Verkleidet sind sie dabei als Ritter, Skelette und sogar Riesenpuppen. Den Sound bestimmen zunächst Dudelsäcke und Trommeln. Wobei das ganze aber alles halb so gruselig ist wie die Zombiepartys im Land, darunter in der weit entfernten Stadt Granada.

Was ist da hinter der Fensterscheibe?

Schließlich dann am Flussufer der Schauerhauptteil. Dabei kommen die Kostproben von Bécquer in voller Länge zum Einsatz. Kostprobe:

„In der Nacht auf Allerseelen weckte mich etwas. Ich weiß nicht, wie spät es schon war. Das Geläute der Kirchenglocken, bei ihrem langgezogenen Schall musste ich unwillkürlich an eine Geschichte denken, die ich kürzlich in Soria hörte. Zugetragen hat sie sich ebenda, wo sie mir erzählt worden ist. Als ich sie niederschrieb, wandte ich jedesmal, wenn es an die Fensterscheiben polterte, erschreckt den Kopf. Es war aber wohl nur der kalte Nachtwind, der sich gegen die Balkontüren warf.“

Schauerromantik pur also. So ganz im Stil des Wahnsinns, wie es auch der Zeitgenosse Edgar Allen Poe etwa mit Der Rabe zu Papier brachte.

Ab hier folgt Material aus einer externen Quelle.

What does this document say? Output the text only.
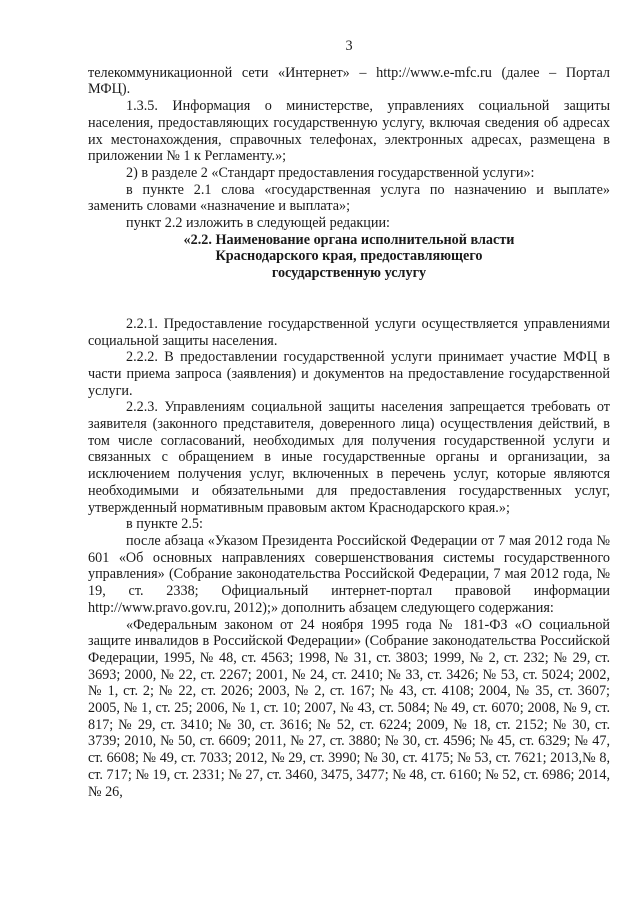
3

телекоммуникационной сети «Интернет» – http://www.e-mfc.ru (далее – Портал МФЦ).

1.3.5. Информация о министерстве, управлениях социальной защиты населения, предоставляющих государственную услугу, включая сведения об адресах их местонахождения, справочных телефонах, электронных адресах, размещена в приложении № 1 к Регламенту.»;

2) в разделе 2 «Стандарт предоставления государственной услуги»:

в пункте 2.1 слова «государственная услуга по назначению и выплате» заменить словами «назначение и выплата»;

пункт 2.2 изложить в следующей редакции:

«2.2. Наименование органа исполнительной власти
Краснодарского края, предоставляющего
государственную услугу

2.2.1. Предоставление государственной услуги осуществляется управлениями социальной защиты населения.

2.2.2. В предоставлении государственной услуги принимает участие МФЦ в части приема запроса (заявления) и документов на предоставление государственной услуги.

2.2.3. Управлениям социальной защиты населения запрещается требовать от заявителя (законного представителя, доверенного лица) осуществления действий, в том числе согласований, необходимых для получения государственной услуги и связанных с обращением в иные государственные органы и организации, за исключением получения услуг, включенных в перечень услуг, которые являются необходимыми и обязательными для предоставления государственных услуг, утвержденный нормативным правовым актом Краснодарского края.»;

в пункте 2.5:

после абзаца «Указом Президента Российской Федерации от 7 мая 2012 года № 601 «Об основных направлениях совершенствования системы государственного управления» (Собрание законодательства Российской Федерации, 7 мая 2012 года, № 19, ст. 2338; Официальный интернет-портал правовой информации http://www.pravo.gov.ru, 2012);» дополнить абзацем следующего содержания:

«Федеральным законом от 24 ноября 1995 года № 181-ФЗ «О социальной защите инвалидов в Российской Федерации» (Собрание законодательства Российской Федерации, 1995, № 48, ст. 4563; 1998, № 31, ст. 3803; 1999, № 2, ст. 232; № 29, ст. 3693; 2000, № 22, ст. 2267; 2001, № 24, ст. 2410; № 33, ст. 3426; № 53, ст. 5024; 2002, № 1, ст. 2; № 22, ст. 2026; 2003, № 2, ст. 167; № 43, ст. 4108; 2004, № 35, ст. 3607; 2005, № 1, ст. 25; 2006, № 1, ст. 10; 2007, № 43, ст. 5084; № 49, ст. 6070; 2008, № 9, ст. 817; № 29, ст. 3410; № 30, ст. 3616; № 52, ст. 6224; 2009, № 18, ст. 2152; № 30, ст. 3739; 2010, № 50, ст. 6609; 2011, № 27, ст. 3880; № 30, ст. 4596; № 45, ст. 6329; № 47, ст. 6608; № 49, ст. 7033; 2012, № 29, ст. 3990; № 30, ст. 4175; № 53, ст. 7621; 2013,№ 8, ст. 717; № 19, ст. 2331; № 27, ст. 3460, 3475, 3477; № 48, ст. 6160; № 52, ст. 6986; 2014, № 26,
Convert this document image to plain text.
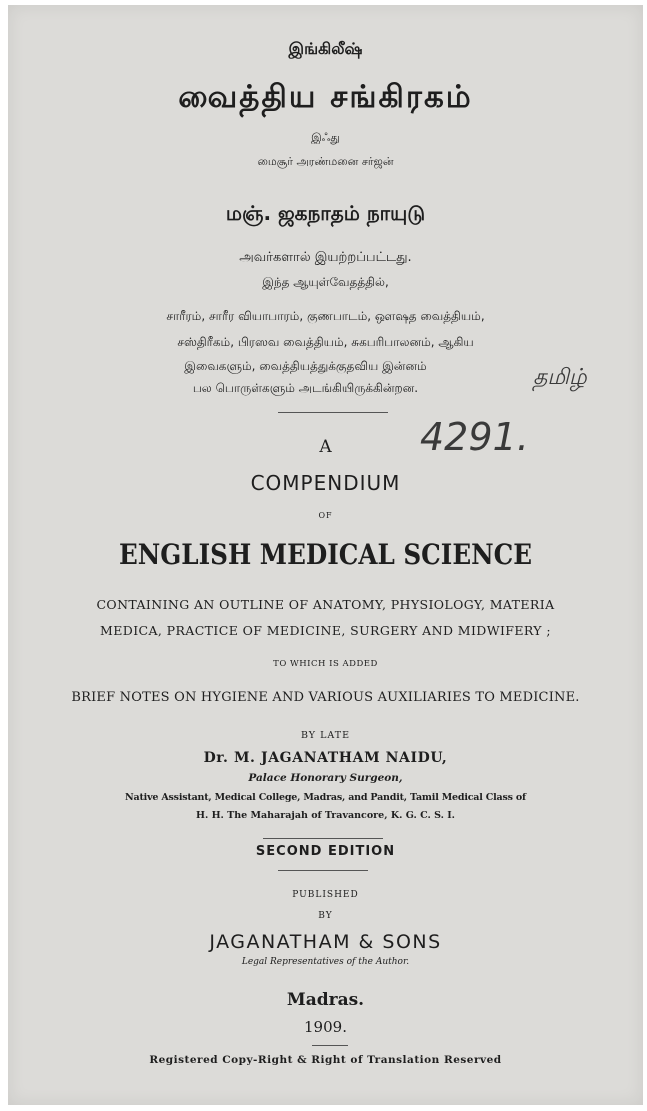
இங்கிலீஷ்
வைத்திய சங்கிரகம்
இஃது
மைசூர் அரண்மனை சர்ஜன்
மஞ். ஜகநாதம் நாயுடு
அவர்களால் இயற்றப்பட்டது.
இந்த ஆயுள்வேதத்தில்,
சாரீரம், சாரீர வியாபாரம், குணபாடம், ஔஷத வைத்தியம்,
சஸ்திரீகம், பிரஸவ வைத்தியம், சுகபரிபாலனம், ஆகிய
இவைகளும், வைத்தியத்துக்குதவிய இன்னம்
பல பொருள்களும் அடங்கியிருக்கின்றன.	தமிழ்
4291.
A
COMPENDIUM
OF
ENGLISH MEDICAL SCIENCE
CONTAINING AN OUTLINE OF ANATOMY, PHYSIOLOGY, MATERIA
MEDICA, PRACTICE OF MEDICINE, SURGERY AND MIDWIFERY ;
TO WHICH IS ADDED
BRIEF NOTES ON HYGIENE AND VARIOUS AUXILIARIES TO MEDICINE.
BY LATE
Dr. M. JAGANATHAM NAIDU,
Palace Honorary Surgeon,
Native Assistant, Medical College, Madras, and Pandit, Tamil Medical Class of
H. H. The Maharajah of Travancore, K. G. C. S. I.
SECOND EDITION
PUBLISHED
BY
JAGANATHAM & SONS
Legal Representatives of the Author.
Madras.
1909.
Registered Copy-Right & Right of Translation Reserved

Als Abschluss der Gruselzeremonie am Fluss Duero gibt es übrigens noch ein Konzert, das die Gemüter wieder beruhigen soll. Renaissance-Musik. Ausländer besuchen Soria zu diesen Festtagen nur sehr selten. Grund: kennt kaum einer.

Unter Fiestas in Spanien steht dieses Event deutlich im Schatten der San Fermines, der Tomatenschlacht und des Feuerfests in Valencia.Soria selbst ist mit nur 40.000 Einwohnern eine der kleisten Provinzhauptstädte des Landes. Spanier lieben die lokale Küche. Vor allem die Trüffel der Umgebung sind gefragt. So sehr, dass so einige aus Frankreich exportierten Edelpilze in Wahrheit aus Spanien stammen sollen. Auch ganz schön gruselig, oder?